Which is not to say that Bear can't do what Stevenson does. it wouldn't surprise me a bit if he could replicate it perfectly. It's just not his style to poetize constantly. There is a plain style to good SF writing, especially hard SF, that is now instinctively felt by its practitioners to be ... appropriate. It's not that they don't appreciate other stuff. (Cf. my recent posts on Clute's "Appleseed", which Nabokov might well have liked very much.) They just tend to prefer prose without obtrusively buzzing, whirring parts - the better to show off buzzing whirring worlds of machines.
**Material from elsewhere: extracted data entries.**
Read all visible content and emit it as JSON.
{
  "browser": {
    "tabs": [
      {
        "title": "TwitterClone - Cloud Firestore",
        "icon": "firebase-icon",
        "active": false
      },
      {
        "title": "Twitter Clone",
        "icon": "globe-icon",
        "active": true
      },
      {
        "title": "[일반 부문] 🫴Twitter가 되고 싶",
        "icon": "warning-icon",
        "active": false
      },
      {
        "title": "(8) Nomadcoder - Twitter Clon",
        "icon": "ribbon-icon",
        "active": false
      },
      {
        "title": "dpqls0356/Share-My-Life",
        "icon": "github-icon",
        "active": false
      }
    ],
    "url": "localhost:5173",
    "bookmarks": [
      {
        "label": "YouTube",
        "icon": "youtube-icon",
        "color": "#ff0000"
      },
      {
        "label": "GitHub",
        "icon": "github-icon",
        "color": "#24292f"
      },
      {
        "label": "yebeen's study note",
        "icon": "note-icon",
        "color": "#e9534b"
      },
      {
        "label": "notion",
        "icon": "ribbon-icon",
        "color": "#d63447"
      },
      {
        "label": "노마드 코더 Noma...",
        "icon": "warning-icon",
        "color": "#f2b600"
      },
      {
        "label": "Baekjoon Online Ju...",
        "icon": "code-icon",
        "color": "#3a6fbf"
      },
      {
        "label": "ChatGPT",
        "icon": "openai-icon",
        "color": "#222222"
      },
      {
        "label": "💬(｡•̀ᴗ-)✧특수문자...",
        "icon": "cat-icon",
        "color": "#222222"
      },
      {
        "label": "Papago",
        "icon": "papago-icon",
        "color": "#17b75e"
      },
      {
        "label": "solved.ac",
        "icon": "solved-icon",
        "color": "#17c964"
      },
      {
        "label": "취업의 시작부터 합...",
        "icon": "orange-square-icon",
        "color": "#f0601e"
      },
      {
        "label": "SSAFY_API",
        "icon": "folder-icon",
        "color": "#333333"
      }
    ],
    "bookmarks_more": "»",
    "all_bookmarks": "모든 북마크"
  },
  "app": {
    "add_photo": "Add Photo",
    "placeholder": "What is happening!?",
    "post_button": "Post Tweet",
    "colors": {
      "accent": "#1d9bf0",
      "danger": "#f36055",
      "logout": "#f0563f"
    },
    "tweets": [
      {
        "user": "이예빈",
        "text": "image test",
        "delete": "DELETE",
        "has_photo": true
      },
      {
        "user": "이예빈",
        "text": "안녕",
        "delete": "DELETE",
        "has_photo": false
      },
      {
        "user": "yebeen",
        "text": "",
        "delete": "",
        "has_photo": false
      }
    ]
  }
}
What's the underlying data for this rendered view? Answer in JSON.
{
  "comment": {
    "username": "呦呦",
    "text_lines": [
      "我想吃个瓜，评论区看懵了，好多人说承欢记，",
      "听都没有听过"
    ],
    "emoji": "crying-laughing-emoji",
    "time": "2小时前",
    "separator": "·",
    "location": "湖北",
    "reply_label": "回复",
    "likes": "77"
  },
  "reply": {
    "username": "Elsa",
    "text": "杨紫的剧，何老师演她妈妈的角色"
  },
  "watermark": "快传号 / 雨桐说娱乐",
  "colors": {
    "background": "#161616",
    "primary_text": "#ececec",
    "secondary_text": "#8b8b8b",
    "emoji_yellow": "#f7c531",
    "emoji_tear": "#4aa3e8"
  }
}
Nabokov is the opposite.
Not that I'm lecturing you, Carlos (although I suppose I am; oops, sorry). I've just got a lot of Nabokov-related, SF-related thoughts I'm trying to get off my chest some way or other.
Good bit about the Centauroid. It's funny, but if memory serves the Centaurs in John Varley's "Titan", "Wizard", "Demon" series have two sets of genitals - fore and aft; so that they have highly complex (foursquare) mating habits. Don't remember whether they wear loincloths or let it all hang out.
Posted by: jholbo | September 03, 2003 at 11:13 AM
Well, Nabokov had big blind spots, all of music for instance. But some of his aversion appears to be learned. (Would it surprise you that he was a Holmes and Verne fan in his youth?) I blame Bunny Wilson's bad influence.
Stylistically, N. liked metaphors whose structure implied another symbolic universe, but there was the occasional flatter writer he admired: Chekhov, Robbe-Grillet, even some of Hemingway's output, go figure.
I've often thought that hard SF's plain prose was less a matter of appropriate style than a lack of linguistic charge the technical terms had for many of the subgenre's writers, especially in its early years. To bring up another writer somewhat affiliated with hard SF, I get the impression Kipling loved the _names_ of the parts of machines he described as much as he loved the machines themselves. Bear has some of that.
Finally, Varley's multi-genitaled centaurs seem to me self-referential SF. You needed the centaur in the loincloth to get there.
Posted by: Carlos | September 04, 2003 at 05:23 AM
Do you suppose Scholes is writing pastiche on purpose? Nobody writes in this vein, surely, without tongue-in-cheek?